A more stringent National Construction Code with stronger energy performance targets would reduce emissions and power bills for buildings in Northern Australia, according to a report released by MSDI’s ClimateWorks Australia and the Australian Sustainable Built Environment Council (ASBEC).

The report - Built to Perform in Northern Australiawas released in November and sets out potential energy performance targets in the National Construction Code, specific to Queensland, Northern Territory and Northern Western Australia’s unique climates.

“The hot tropical and desert climatic conditions of Northern Australia really put buildings to the test when it comes to energy consumption,” said ASBEC Executive Director Suzanne Toumbourou.

“But these challenges actually provide a unique opportunity to reduce Australia’s emissions and save money – if governments act to make it happen,” she said.

“We have modelled the opportunities provided by different building types, including apartments, free standing houses, hospital wards and schools.

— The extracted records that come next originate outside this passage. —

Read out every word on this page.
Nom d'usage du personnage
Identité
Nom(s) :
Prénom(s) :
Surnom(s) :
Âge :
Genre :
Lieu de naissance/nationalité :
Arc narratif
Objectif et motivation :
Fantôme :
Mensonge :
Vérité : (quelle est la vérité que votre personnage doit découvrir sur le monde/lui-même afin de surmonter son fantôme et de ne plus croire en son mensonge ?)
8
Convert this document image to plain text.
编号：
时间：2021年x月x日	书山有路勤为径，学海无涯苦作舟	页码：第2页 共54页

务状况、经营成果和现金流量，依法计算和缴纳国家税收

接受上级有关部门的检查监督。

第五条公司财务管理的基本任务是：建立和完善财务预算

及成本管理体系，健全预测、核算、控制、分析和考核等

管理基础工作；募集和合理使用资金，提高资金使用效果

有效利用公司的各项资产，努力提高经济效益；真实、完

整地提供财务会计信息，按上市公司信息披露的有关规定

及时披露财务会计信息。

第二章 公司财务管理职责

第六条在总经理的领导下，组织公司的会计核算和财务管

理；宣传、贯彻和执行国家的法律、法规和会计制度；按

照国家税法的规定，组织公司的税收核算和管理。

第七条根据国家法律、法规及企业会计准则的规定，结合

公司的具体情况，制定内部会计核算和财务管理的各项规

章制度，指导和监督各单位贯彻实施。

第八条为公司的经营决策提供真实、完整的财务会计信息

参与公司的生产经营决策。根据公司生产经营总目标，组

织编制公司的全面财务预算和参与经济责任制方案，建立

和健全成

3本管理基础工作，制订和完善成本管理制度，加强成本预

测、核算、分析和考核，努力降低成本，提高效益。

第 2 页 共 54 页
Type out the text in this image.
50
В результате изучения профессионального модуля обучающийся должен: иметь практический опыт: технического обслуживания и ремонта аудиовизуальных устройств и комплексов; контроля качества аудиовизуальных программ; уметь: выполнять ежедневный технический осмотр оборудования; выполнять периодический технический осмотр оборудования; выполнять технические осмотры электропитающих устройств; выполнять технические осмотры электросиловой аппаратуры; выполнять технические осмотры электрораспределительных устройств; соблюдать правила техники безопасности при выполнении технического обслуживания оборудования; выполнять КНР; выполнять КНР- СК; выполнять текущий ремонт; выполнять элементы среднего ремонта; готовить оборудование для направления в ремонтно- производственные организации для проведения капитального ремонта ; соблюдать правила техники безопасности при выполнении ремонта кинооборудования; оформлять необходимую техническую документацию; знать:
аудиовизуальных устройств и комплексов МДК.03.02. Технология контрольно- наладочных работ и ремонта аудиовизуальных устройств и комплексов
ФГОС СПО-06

Even without changing the standard design of these buildings, the report found energy savings of up to 27 per cent in residential buildings, 38 per cent in commercial sector, and 56 per cent in public sector buildings such as schools.”

Ms Toumbourou said improved energy performance of buildings presents “a win-win-win opportunity” by reducing stress on the electricity network, offering bill savings and supporting a least-cost pathway to a zero carbon built environment, while improving health and resilience outcomes for households and businesses.

ClimateWorks Project Manager Michael Li said previous analysis showed that nationwide changes to the National Construction Code could save Queenslanders $6 billion in energy bills between now and 2050, $430 million for the Northern Territory and $4 billion in Western Australia. At the same time, it would reduce emissions by 19 million tonnes, 2 million tonnes and 10 million tonnes respectively.

“Implementing the energy targets in Built to Perform in Northern Australia will enable each state and territory to unlock these savings,” Mr Li said.

Built to Perform in Northern Australia is an addendum to Built to Perform - An industry led pathway to a zero carbon ready building code, published in July 2018.

These reports present the results of the Building Code Energy Performance Trajectory project, which quantifies the opportunities of establishing a clear, consistent and ambitious long-term plan for the energy requirements in the National Construction Code.

“We have got the right tool to strengthen energy performance in the National Construction Code – if governments will use it,” Ms Toumbourou said.

“Right now, industry leaders are delivering buildings that perform far better than the Code’s minimum standards but increased minimum energy requirements in the 2022 revisions to the Code will deliver industry the certainty to roll this out nationwide – and drive down costs,” she said.

“At the same time, state and territory governments should encourage building materials and designs which are best suited to specific local environments.”